È vero, i titoli italiani hanno riconquistato il 30% (dopo il 25 del 2012) degli incassi totali, ed è vero, il cinema resiste molto meglio di qualsiasi altra attività culturale, almeno nella ricezione del pubblico, ma se vogliamo provare a interpretare i dati offerti, la tendenza generale risulta alquanto contraddittoria, qualitativamente bassa e ancora chiusa ai giovani e alle piccole aziende (il 96,3% delle aziende impegnate nell’audiovisivo ha meno di 19 addetti e produce appena il 30,6% del fatturato totale mentre la minoranza delle aziende con più di 20 addetti, il 3,7%, produce il 60,3% del fatturato di settore). Che poi sia Zalone a risollevare il bilancio economico del cinema italiano è un fatto che parla da sé, senza considerare neanche il “Grande Dibattito” scoppiato a proposito de La Grande Bellezza, film che, piaccia o no, racconta della decadenza della classe intellettuale italiana, del suo adagiarsi su vecchi allori, inventandosi scuse della propria indifferenza verso la società reale.
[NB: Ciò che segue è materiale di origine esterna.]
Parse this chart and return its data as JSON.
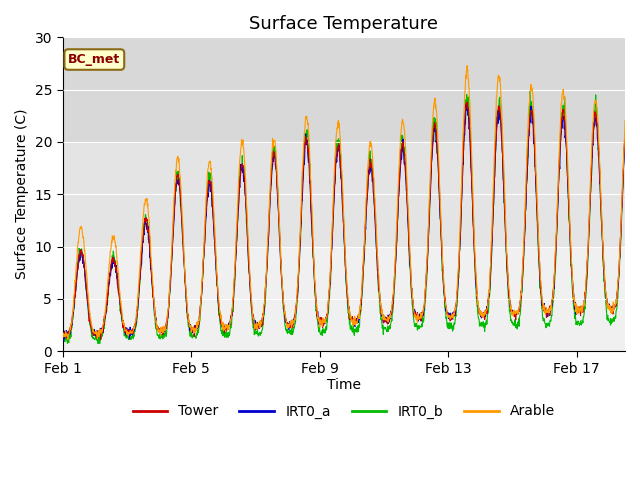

Ed è esattamente questa la tendenza più preoccupante che si evince dal Rapporto: mentre i giovani tentano di produrre maggiormente, con poche risorse (aumentano i film a basso costo, sotto i 200 mila euro) e con poca distribuzione, i grandi titoli, di autori già conosciuti, godono di più domanda, finanziamenti e ovviamente distribuzione. Il risultato paradossale è che le opere prime o seconde finiscono in effetti per essere troppe, molte volte di scarsa qualità, poche quelle invece che ai Festival ricevono più riconoscimenti e che in patria non trovano spazio (vedesi Le Meraviglie, La Leggenda di Kaspar Hauser, I corpi estranei).
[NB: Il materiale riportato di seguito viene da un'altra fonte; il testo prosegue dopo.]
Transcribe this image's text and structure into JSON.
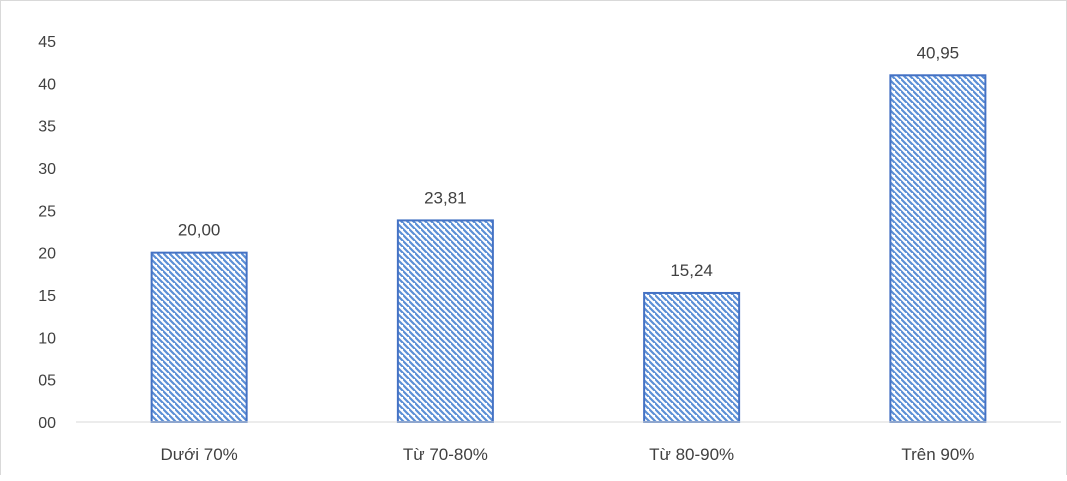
{
  "chart_data": {
    "type": "bar",
    "title": "",
    "xlabel": "",
    "ylabel": "",
    "categories": [
      "Dưới 70%",
      "Từ 70-80%",
      "Từ 80-90%",
      "Trên 90%"
    ],
    "values": [
      20.0,
      23.81,
      15.24,
      40.95
    ],
    "data_labels": [
      "20,00",
      "23,81",
      "15,24",
      "40,95"
    ],
    "yticks": [
      "00",
      "05",
      "10",
      "15",
      "20",
      "25",
      "30",
      "35",
      "40",
      "45"
    ],
    "ylim": [
      0,
      45
    ],
    "grid": false,
    "legend": "none",
    "colors": {
      "bar_stroke": "#4472c4",
      "hatch": "#5b8fd6",
      "bar_background": "#ffffff",
      "text": "#404040",
      "axis": "#d9d9d9"
    }
  }
}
Tuttavia la distribuzione italiana risulta in crescita da quattro anni: ci domandiamo però se ciò non sia dovuto proprio ai debutti e alle circolazioni indipendenti, ovvero grazie ai registi e produttori che propongono autonomamente le proprie opere, o alle piccole società di distribuzione che stanno nascendo per contrastare l’imbarazzante vuoto delle grandi sale (I Wonder Pictures, tanto per fare un nome). Intanto i cinema monosala, i cosiddetti “Cinema Paradiso”, stanno definitivamente scomparendo: nel 2006 erano 713, nel 2013 sono scesi a 530.
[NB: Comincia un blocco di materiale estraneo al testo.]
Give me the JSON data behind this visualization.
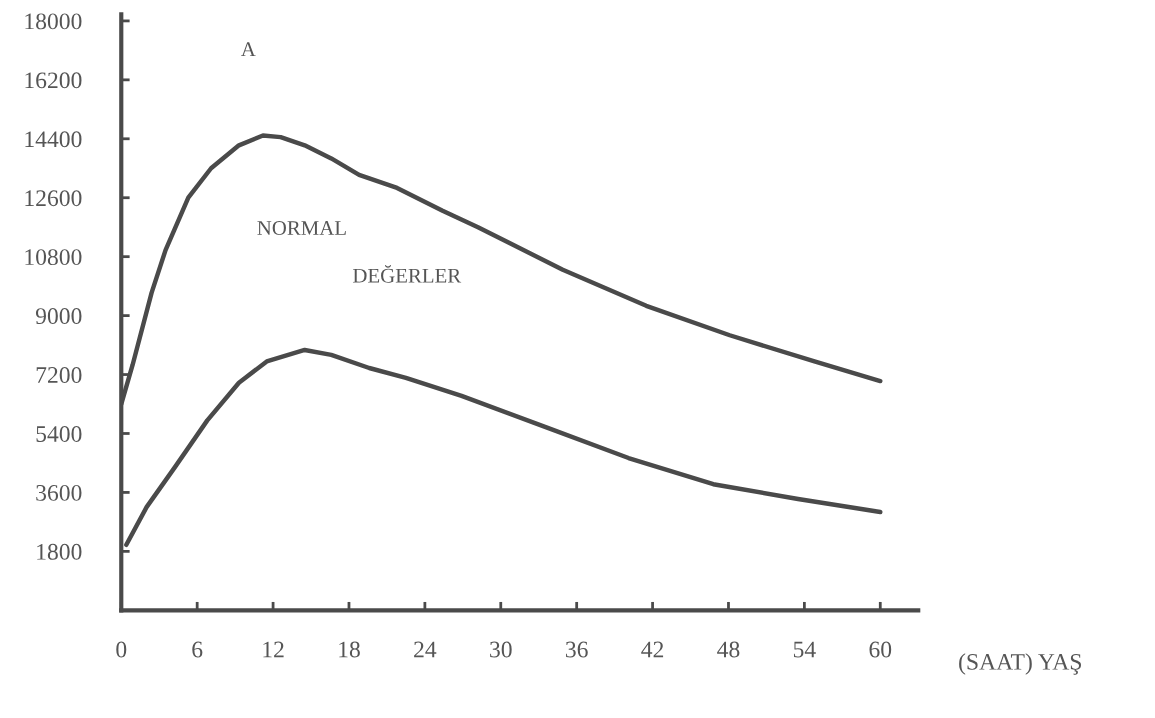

Ciò che è emerso dal Rapporto appare quindi quasi scontato nel periodo di crisi, economica e per certi versi creativa, che stiamo vivendo; quello che scontato non è, è che il cinema continua comunque a costituire una vera e propria industria, tra le culturali quella più solida, che produce una ricchezza annuale pari a 4,4 miliardi di euro; quella ricchezza che ha sempre aiutato l’Italia a risollevarsi, a partire dal boom dell’Hollywood sul Tevere, grazie a quell’insieme di maestranze che dal quel momento si sono create e che tuttora rappresentano delle professionalità uniche (ma di cui la formazione dovrebbe continuare ad occuparsi per aggiornarsi agli standard internazionali).
Sarebbe interessante a questo proposito leggere anche il Rapporto sulle Film Commission, contenuto nella versione completa, prossimamente disponibile sul sito web Cineconomy, per vedere quali sono stati nei primi anni di attività le azioni e gli effetti di queste realtà relativamente recenti, che sembra abbiano funzionato solo in certe regioni (Apulia Film Commission, Piemonte, Toscana) mentre in altre si ritrovano ancora ad arrancare, se non ad ostacolare lo giusto sviluppo di un’ industria cinematografica locale.
Trovando il lato positivo, l’impegno per migliorare non manca; e in questo il Rapporto Annuale è uno strumento indispensabile.